KUALA LUMPUR: The next-of-kin of those who died in the 2015 Wang Kelian case may be able to find out for sure if their loved ones are among the estimated 150 victims of the human trafficking tragedy.
The New Straits Times Special Probes Team has established that there is a DNA-matching system that can provide at least some form of closure.
The team has learnt that the authorities involved in the processing of the remains found in the quiet hills of Wang Kelian had set up a DNA databank.
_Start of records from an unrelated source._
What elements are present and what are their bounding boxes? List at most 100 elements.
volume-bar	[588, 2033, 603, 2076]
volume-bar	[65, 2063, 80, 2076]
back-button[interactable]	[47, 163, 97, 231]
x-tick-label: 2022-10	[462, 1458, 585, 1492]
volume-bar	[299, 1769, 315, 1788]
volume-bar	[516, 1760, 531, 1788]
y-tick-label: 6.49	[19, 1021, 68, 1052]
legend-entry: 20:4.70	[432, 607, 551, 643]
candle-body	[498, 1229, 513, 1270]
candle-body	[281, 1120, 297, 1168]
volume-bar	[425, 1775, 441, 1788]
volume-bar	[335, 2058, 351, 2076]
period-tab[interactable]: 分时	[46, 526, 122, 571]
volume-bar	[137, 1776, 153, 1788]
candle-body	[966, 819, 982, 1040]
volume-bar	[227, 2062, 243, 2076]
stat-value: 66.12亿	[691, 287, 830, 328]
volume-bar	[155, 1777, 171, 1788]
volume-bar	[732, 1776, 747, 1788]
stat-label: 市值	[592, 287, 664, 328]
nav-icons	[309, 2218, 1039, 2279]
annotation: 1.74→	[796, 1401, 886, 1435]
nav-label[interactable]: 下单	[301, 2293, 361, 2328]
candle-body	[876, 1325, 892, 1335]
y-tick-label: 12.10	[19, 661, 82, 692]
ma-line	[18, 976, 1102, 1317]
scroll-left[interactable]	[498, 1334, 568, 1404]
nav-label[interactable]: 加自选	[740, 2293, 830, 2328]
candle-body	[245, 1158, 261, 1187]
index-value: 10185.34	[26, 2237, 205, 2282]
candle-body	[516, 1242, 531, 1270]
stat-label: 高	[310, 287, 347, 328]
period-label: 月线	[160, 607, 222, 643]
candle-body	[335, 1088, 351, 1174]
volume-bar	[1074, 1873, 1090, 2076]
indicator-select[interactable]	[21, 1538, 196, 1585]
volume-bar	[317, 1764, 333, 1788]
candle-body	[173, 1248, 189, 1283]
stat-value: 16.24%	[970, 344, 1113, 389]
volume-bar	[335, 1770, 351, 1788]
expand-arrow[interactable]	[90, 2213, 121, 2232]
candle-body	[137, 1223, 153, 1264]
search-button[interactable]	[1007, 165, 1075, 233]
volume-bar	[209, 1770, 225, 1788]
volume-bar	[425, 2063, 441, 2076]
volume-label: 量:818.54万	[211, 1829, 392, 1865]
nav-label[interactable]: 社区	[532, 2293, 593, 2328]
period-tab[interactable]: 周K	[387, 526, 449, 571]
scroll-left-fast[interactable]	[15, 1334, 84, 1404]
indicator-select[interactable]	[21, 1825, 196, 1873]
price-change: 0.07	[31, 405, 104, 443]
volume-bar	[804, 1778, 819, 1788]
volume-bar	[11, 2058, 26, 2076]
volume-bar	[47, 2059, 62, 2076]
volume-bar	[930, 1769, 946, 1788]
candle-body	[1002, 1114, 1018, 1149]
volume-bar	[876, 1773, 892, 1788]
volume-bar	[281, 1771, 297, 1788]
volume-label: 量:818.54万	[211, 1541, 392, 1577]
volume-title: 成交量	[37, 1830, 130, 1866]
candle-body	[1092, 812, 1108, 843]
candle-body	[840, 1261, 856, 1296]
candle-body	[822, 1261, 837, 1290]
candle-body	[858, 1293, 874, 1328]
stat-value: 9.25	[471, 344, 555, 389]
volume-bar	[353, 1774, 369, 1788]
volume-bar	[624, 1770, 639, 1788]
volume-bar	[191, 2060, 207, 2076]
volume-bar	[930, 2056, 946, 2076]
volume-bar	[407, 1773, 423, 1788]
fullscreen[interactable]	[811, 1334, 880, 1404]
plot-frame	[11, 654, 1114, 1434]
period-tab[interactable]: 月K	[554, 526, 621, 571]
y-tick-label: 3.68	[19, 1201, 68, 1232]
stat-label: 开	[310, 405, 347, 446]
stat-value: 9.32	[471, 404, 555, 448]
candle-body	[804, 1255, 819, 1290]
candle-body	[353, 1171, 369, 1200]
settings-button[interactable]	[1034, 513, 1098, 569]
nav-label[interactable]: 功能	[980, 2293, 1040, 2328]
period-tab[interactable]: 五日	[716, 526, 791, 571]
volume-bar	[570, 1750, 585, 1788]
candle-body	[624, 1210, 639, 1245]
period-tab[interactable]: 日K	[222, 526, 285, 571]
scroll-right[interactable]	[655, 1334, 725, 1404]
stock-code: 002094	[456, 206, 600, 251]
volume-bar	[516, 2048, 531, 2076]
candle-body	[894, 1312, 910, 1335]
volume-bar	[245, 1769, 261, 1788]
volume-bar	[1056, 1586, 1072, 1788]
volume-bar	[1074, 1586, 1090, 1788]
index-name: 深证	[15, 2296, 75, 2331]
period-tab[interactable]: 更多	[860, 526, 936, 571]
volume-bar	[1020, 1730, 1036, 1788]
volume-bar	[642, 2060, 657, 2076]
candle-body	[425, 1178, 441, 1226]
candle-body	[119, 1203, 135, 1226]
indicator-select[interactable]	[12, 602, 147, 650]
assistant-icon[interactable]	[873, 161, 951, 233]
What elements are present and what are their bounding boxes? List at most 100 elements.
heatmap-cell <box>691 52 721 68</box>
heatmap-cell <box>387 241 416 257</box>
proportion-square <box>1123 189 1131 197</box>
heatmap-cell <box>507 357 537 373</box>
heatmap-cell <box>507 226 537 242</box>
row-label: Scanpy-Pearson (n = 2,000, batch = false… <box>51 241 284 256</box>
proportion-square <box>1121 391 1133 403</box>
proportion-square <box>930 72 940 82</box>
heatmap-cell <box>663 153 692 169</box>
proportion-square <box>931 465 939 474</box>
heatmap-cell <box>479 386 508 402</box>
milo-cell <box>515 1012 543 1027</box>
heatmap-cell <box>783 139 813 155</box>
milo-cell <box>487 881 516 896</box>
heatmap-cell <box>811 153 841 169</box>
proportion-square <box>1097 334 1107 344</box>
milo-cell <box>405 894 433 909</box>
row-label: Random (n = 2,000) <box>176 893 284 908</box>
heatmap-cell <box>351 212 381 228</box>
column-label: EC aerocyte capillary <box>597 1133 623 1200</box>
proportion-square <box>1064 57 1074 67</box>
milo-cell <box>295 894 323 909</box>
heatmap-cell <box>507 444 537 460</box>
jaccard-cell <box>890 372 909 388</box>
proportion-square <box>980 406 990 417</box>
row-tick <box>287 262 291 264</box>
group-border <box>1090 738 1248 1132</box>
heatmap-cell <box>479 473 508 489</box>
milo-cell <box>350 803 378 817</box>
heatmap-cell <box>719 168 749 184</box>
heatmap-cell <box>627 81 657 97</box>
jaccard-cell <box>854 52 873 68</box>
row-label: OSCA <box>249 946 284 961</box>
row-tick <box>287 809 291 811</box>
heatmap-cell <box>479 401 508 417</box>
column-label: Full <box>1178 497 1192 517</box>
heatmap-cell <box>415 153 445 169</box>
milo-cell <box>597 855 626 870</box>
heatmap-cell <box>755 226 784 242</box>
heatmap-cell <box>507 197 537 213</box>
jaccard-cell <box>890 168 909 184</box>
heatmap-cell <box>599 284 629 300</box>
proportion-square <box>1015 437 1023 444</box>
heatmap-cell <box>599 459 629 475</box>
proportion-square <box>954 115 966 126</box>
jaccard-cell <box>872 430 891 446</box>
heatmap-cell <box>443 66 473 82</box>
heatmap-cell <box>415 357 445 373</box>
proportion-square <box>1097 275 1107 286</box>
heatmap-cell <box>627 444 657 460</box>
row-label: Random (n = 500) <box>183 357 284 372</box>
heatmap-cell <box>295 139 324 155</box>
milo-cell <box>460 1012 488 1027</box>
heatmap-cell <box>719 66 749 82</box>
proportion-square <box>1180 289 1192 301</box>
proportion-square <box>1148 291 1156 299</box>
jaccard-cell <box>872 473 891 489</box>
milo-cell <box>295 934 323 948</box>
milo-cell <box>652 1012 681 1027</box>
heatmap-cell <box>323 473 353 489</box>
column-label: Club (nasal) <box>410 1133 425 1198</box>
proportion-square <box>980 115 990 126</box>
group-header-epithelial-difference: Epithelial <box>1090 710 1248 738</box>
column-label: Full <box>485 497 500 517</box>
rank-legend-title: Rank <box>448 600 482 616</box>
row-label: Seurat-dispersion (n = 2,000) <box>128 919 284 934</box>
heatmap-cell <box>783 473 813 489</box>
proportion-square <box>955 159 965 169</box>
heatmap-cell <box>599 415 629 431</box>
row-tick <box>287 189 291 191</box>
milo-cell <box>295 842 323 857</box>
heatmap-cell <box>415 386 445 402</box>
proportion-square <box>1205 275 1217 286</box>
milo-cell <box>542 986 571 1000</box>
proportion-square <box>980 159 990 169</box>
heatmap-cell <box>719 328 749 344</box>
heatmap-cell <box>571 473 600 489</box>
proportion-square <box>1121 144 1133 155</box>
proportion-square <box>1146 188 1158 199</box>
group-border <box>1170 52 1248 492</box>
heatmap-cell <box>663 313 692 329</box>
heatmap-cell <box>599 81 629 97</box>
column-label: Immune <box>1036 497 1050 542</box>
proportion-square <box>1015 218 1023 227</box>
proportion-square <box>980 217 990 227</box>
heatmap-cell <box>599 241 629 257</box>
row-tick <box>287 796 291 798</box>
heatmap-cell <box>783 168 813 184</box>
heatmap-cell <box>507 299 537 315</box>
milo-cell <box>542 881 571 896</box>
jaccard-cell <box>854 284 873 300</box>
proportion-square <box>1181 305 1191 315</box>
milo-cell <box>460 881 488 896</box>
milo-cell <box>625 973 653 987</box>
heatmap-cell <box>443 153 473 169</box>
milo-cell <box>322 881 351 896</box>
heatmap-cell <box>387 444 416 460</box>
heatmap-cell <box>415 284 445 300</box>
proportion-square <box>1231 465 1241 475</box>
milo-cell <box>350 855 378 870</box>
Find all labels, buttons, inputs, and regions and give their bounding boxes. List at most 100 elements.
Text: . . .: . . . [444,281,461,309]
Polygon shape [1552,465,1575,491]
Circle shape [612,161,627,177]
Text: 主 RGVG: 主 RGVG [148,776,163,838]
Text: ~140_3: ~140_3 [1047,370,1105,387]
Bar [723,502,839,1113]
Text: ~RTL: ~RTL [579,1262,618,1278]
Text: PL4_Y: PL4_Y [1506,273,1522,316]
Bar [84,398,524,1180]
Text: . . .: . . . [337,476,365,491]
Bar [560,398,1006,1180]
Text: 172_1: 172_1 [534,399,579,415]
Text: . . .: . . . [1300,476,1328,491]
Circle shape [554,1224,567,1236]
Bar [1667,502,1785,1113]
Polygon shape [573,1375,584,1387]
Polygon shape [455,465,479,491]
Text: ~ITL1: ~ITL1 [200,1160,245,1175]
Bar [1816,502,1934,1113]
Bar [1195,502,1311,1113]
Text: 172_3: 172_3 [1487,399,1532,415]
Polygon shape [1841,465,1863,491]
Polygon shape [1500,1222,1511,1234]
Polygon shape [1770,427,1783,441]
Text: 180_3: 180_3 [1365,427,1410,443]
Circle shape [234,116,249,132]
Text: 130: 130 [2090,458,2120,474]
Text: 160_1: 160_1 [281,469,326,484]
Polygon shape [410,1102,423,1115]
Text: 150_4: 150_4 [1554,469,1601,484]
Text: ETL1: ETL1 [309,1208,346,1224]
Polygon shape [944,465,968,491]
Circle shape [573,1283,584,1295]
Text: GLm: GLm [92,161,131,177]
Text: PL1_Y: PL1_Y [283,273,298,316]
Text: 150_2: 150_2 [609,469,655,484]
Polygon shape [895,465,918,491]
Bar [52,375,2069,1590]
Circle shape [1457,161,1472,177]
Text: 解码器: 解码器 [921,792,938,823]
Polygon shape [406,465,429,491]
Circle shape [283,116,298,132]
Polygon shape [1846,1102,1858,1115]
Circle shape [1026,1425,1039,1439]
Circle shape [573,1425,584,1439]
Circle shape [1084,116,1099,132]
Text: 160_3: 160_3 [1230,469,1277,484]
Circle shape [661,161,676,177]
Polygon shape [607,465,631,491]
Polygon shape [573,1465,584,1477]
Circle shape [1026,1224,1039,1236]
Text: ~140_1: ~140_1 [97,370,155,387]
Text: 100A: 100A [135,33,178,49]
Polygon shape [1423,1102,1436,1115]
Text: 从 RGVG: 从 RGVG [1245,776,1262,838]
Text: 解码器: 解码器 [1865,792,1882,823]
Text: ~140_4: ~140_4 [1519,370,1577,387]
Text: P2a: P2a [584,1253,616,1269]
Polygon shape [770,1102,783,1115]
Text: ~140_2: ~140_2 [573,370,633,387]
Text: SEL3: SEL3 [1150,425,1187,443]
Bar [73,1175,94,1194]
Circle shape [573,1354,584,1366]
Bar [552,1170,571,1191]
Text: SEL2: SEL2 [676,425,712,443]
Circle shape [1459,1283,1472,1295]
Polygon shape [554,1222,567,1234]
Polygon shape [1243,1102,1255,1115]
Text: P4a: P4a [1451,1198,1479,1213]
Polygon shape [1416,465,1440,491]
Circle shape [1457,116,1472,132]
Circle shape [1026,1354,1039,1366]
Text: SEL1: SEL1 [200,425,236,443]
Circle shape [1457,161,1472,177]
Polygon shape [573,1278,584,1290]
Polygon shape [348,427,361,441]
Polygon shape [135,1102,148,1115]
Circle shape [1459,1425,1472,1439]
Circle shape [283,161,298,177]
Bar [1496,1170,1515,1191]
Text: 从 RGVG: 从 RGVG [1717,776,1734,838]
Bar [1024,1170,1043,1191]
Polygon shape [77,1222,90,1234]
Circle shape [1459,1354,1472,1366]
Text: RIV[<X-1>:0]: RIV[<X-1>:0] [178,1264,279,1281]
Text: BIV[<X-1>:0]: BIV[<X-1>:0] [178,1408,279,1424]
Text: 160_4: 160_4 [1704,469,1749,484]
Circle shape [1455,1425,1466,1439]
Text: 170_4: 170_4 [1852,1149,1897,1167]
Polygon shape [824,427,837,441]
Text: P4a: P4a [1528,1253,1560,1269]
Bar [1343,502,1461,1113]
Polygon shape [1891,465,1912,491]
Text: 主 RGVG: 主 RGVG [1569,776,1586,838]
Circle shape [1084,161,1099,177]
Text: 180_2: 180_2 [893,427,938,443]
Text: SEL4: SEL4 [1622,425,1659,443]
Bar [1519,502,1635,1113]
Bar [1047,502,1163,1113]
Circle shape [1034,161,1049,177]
A matching DNA will link the next-of-kin of the victims to a serial number, marked on one of
the nondescript white tombstones at the cemetery in Kampung Tualang in Jabi, Pokok Sena, Kedah, where the remains were buried.
To facilitate the process, the next-of-kin can make a request with the police.
The DNA testing will be carried out by the Chemistry Department.
It is learnt that forensic experts involved in the Wang Kelian case had carried out DNA profiling on every single one of the remains found, before they were buried.
The European Rohingya Council ambassador to Malaysia Tengku Emma Zuriana Tengku Azmi said
the Rohingya who had long wondered if their next-of-kin could be among those whose lives ended tragically in the hills of Wang Kelian, were not aware that there was
a chance for them to claim the remains of their loved ones or at least mark their graves.
“They were not aware that the authorities had carried out DNA profiling of the victims.
“We will go on a roadshow to screen them and ascertain their stories to see if they have blood relations with the victims,” she told the New Straits Times.
The four-page expose, which unearthed untold secrets which had been buried for more than two years, exposed among other damning findings, the fact that Perlis police discovered the human trafficking camps and mass graves on Jan 19, 2015, and not May 24, as was announced during a press conference by police on May 25.
This announcement was made soon after the Thais found
similar graves and squalid human trafficking camps on their side of the border on May 1, 2015.
This newspaper had also questioned why police had sent out hundreds of men, including commandos, up the hill on May 11, to “search” for similar camps on this side of the border, when there were already photographic evidence and reports from the Jan 19 and March 13, 2015, discoveries of these camps and mass graves, filed by their own men.
The NST exposé also highlighted the glaring discrepancies in reports filed by those involved in the discovery, including those regarding syndicate members that were picked up during those operations.
The team presented its findings to Deputy Prime Minister Datuk Seri Dr Ahmad Zahid Hamidi, who ordered that investigations into the case be revisited and vowed that “those with direct or indirect involvement in the case would be made to pay for the crime”.